Facebook’s quarterly EPS performance has been less consistent in recent years. The first two quarters of FY 2019 saw sharp declines year-over-year (YOY) in EPS. By contrast, the company posted its two strongest quarters of EPS growth YOY in Q1 and Q2 FY 2020, at 101.9% and 97.7%, respectively. Consensus estimates place Q4 FY 2020 EPS growth at 23.3%. That’s lower than the previous three quarters of FY 2020 but a sharp acceleration relative to 7.3% in Q4 FY 2019.

Facebook Key Metrics
  Estimate for Q4 FY 2020 Actual for Q4 FY 2019 Actual for Q4 FY 2018
Earnings Per Share ($) 3.16 2.56 2.38
Revenue ($B) 26.3 21.1 16.9
Monthly Active Users (B) 2.7 2.5 2.3

Source: Visible Alpha

As mentioned, investors will look closely at Facebook’s MAU, which is the number of unique individual users to visit a site in a one-month period. MAU is a gauge of how many people see the ads that Facebook sells, and therefore how much money the company can make through ad sales is dependent upon MAU. While Facebook’s MAU is continuing to grow, a general slowdown trend is to be expected. That’s because Facebook already has deeply saturated most global consumer markets and has an estimated 2.7 billion MAU. As a result, fast growth is becoming more difficult to achieve off of such a large base.
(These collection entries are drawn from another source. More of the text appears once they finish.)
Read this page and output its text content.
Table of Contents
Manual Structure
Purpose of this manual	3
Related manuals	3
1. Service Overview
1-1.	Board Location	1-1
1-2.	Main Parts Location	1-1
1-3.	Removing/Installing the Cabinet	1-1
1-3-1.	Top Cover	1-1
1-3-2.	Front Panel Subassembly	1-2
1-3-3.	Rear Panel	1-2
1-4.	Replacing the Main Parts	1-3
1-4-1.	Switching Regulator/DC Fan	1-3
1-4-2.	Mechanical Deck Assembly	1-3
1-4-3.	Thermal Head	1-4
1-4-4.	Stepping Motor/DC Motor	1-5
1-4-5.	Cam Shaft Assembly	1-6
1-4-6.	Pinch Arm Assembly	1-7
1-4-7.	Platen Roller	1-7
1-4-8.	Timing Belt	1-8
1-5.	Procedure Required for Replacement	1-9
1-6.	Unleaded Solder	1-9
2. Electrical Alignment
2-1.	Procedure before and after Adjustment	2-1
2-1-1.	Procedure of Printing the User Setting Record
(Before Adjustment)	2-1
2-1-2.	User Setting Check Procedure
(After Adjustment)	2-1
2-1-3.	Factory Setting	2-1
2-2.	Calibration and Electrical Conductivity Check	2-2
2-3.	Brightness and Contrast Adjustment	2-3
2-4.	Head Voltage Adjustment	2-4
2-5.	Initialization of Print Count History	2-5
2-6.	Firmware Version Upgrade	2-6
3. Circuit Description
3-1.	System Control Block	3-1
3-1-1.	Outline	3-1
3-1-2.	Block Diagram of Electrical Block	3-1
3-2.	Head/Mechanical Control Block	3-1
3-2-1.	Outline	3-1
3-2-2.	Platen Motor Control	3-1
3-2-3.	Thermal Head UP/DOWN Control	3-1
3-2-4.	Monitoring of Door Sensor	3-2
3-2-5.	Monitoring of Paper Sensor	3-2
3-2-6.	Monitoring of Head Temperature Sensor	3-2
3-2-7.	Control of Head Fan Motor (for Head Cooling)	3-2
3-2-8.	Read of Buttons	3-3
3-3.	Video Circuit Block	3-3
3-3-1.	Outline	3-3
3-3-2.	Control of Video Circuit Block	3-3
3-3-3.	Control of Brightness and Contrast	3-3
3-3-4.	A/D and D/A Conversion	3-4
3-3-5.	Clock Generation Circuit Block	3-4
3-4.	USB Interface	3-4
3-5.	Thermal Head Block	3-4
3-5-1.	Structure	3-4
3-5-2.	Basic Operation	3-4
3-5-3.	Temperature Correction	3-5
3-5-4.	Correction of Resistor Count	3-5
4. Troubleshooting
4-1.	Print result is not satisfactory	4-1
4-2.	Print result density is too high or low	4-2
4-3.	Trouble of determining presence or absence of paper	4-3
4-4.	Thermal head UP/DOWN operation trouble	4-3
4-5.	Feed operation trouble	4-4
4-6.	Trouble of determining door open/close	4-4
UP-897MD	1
Facebook’s MAU has grown every quarter for at least three years. Overall, though, there has been a gradual slowing down in the rate of MAU growth over this period. YOY MAU growth in Q4 periods has slowed from 14.5% in Q4 FY 2017 to 9.0% in Q4 FY 2018 to 7.6% in Q4 FY 2019. For Q4 FY 2020, analysts predict a slight uptick in MAU growth to 9.1%. That’s a higher rate of growth than every quarter in 2019, but it’s slower than the first three quarters of FY 2020.